Start testing! The first test is the one with the 'default' parameters used in the previous practical session.

▶▶**Describe the setting of the 'default' experiment**

▶▶ **Run the model and evaluate on dev. Save the score for future comparison.**

In [None]:
# Load data
train_loader, dev_loader, test_loader = load_data( x_train, y_train, x_dev, y_dev, x_test, y_test, batch_size=1 )

In [None]:
# Many choices here!
VOCAB_SIZE = MAX_FEATURES
input_dim = VOCAB_SIZE 
hidden_dim = 4
output_dim = 2

learning_rate = 0.1
num_epochs = 5

criterion = nn.CrossEntropyLoss()

# Initialization of the model
# the model uses cross-entropy as a loss function, finds the best
# parameters using stochastic gradient descent, and prints accuracy
# metrics
model_bow = FeedforwardNeuralNetModel(input_dim, hidden_dim, output_dim)

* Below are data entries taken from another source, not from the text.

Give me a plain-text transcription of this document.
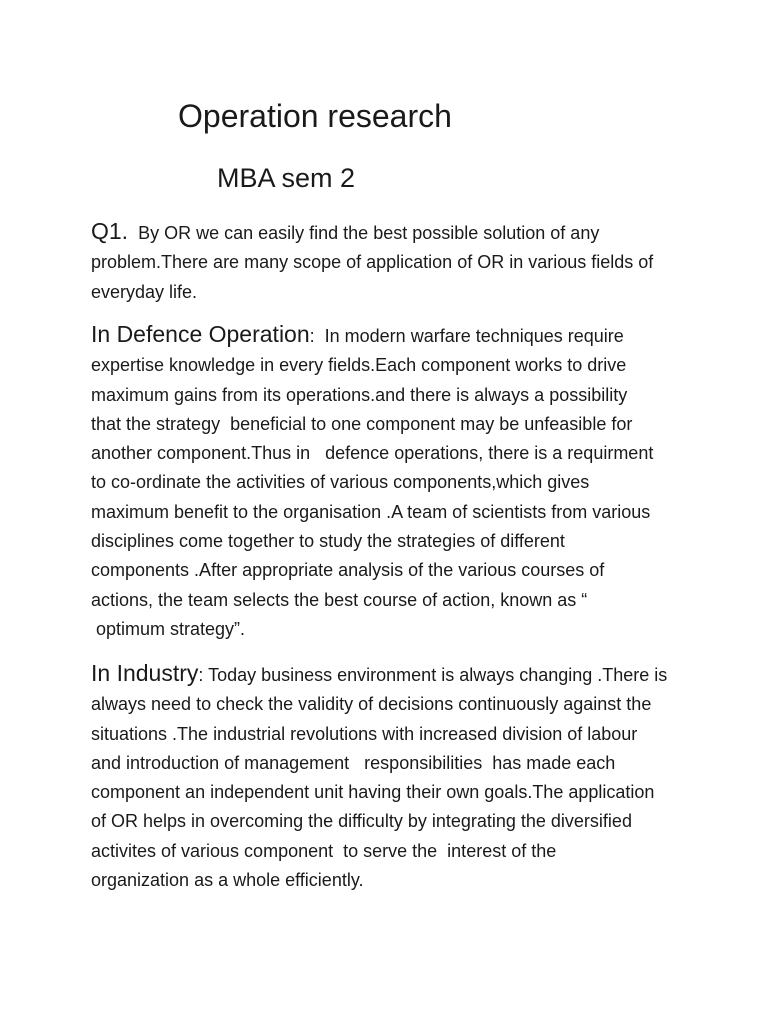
Operation research
MBA sem 2
Q1.  By OR we can easily find the best possible solution of any
problem.There are many scope of application of OR in various fields of
everyday life.
In Defence Operation:  In modern warfare techniques require
expertise knowledge in every fields.Each component works to drive
maximum gains from its operations.and there is always a possibility
that the strategy  beneficial to one component may be unfeasible for
another component.Thus in   defence operations, there is a requirment
to co-ordinate the activities of various components,which gives
maximum benefit to the organisation .A team of scientists from various
disciplines come together to study the strategies of different
components .After appropriate analysis of the various courses of
actions, the team selects the best course of action, known as “
optimum strategy”.
In Industry: Today business environment is always changing .There is
always need to check the validity of decisions continuously against the
situations .The industrial revolutions with increased division of labour
and introduction of management   responsibilities  has made each
component an independent unit having their own goals.The application
of OR helps in overcoming the difficulty by integrating the diversified
activites of various component  to serve the  interest of the
organization as a whole efficiently.
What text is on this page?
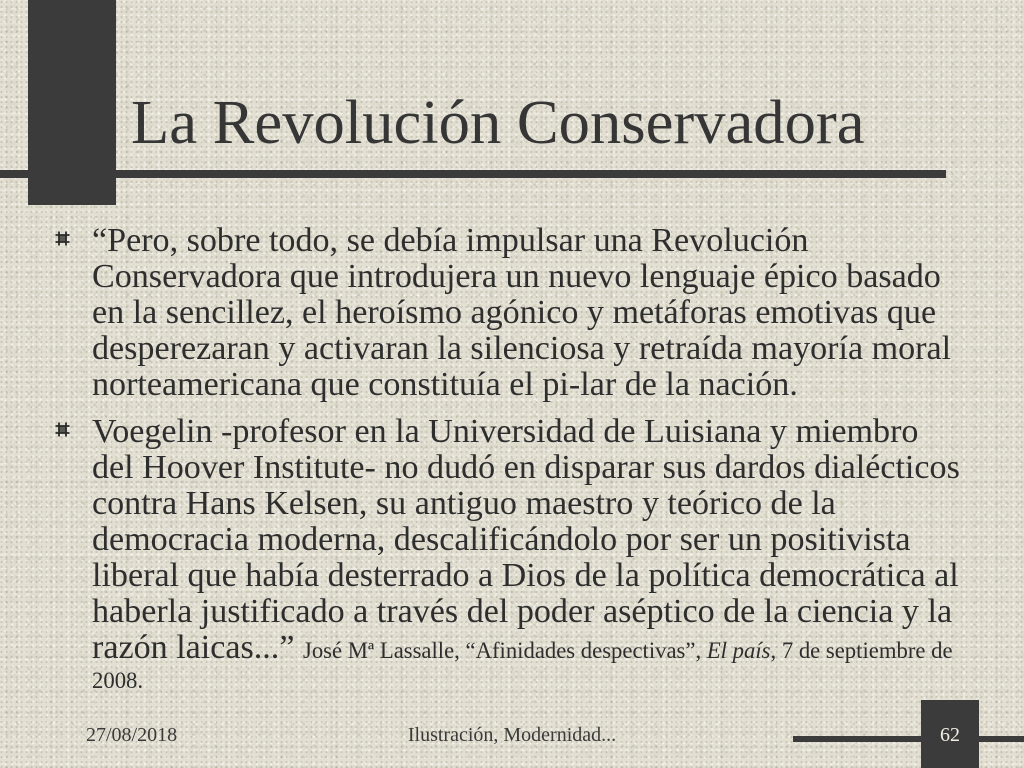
La Revolución Conservadora
“Pero, sobre todo, se debía impulsar una Revolución
Conservadora que introdujera un nuevo lenguaje épico basado
en la sencillez, el heroísmo agónico y metáforas emotivas que
desperezaran y activaran la silenciosa y retraída mayoría moral
norteamericana que constituía el pi-lar de la nación.
Voegelin -profesor en la Universidad de Luisiana y miembro
del Hoover Institute- no dudó en disparar sus dardos dialécticos
contra Hans Kelsen, su antiguo maestro y teórico de la
democracia moderna, descalificándolo por ser un positivista
liberal que había desterrado a Dios de la política democrática al
haberla justificado a través del poder aséptico de la ciencia y la
razón laicas...” José Mª Lassalle, “Afinidades despectivas”, El país, 7 de septiembre de
2008.
27/08/2018	Ilustración, Modernidad...	62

optimizer = torch.optim.SGD( model_bow.parameters(), lr=learning_rate )

# Train and evaluate
# now we train the model by feeding it a batch of 1 training samples
# at a time. When we get to the end of the training set, we repeat the
# process, and we do this 5 times (epochs).
train( model_bow, train_loader, optimizer )

# We evaluate on dev set
gold, pred = evaluate( model_bow, dev_loader )
accuracy = accuracy_score( gold, pred )

In [None]:
write_expe_settings( my_expe, batch=1, hidden=1, hsize=4, act='sigmoid', lr=0.1, opt='sgd', epochs=5, score=accuracy )

## 3. Exercises

▶▶ **Now, try to change:**
1. Batch size 
2. Max number of epochs (with best batch size)
3. Size of the hidden layer
4. Activation function
5. Optimizer
6. Learning rate
7. Try with 1 additional layers 
 

How does this affect the loss and the performance of the model?

---
### 3.1 Batch size
---

Let's try with: 1, 10, 100, 1000

#### TEST #2

▶▶**Describe the setting of the second experiment**

In [None]:
batch_size = 10

# Load data
train_loader, dev_loader, test_loader = load_data( x_train, y_train, x_dev, y_dev, x_test, y_test, batch_size=batch_size )

# Hyper-parameters
hidden_dim = 4
output_dim = 2
learning_rate = 0.1
num_epochs = 5
criterion = nn.CrossEntropyLoss()

# Initialization of the model
model_bow = FeedforwardNeuralNetModel(input_dim, hidden_dim, output_dim)
optimizer = torch.optim.SGD( model_bow.parameters(), lr=learning_rate )

# Train and evaluate
train( model_bow, train_loader, optimizer )
gold, pred = evaluate( model_bow, dev_loader )
accuracy = accuracy_score( gold, pred )

write_expe_settings( my_expe, batch=batch_size, hidden=1, hsize=4, act='sigmoid', lr=0.1, opt='sgd', epochs=5, score=accuracy )

#### TEST #3



#### TEST #4

---
### 3.2 Number of epochs
---

Try with: 5, 50

#### TEST #5



---
### 3.3 Size of the hidden layer
---

Try with: 4, 16, 128, (5000 with 5 epochs max)

---
### 3.4 Activation function
---
Try with Sigmoid, Tanh, ReLU

https://pytorch.org/docs/stable/nn.html#non-linear-activations-weighted-sum-nonlinearity

---
### 3.5 Optimizer
---
Try SGD, RMSProp, Adam

https://pytorch.org/docs/stable/optim.html#module-torch.optim

---
### 3.6 Learning rate
---
Try with 0.1, 0.5, 0.001.

---
### 3.7 Number of hidden layers
---

Try with 1 and 2.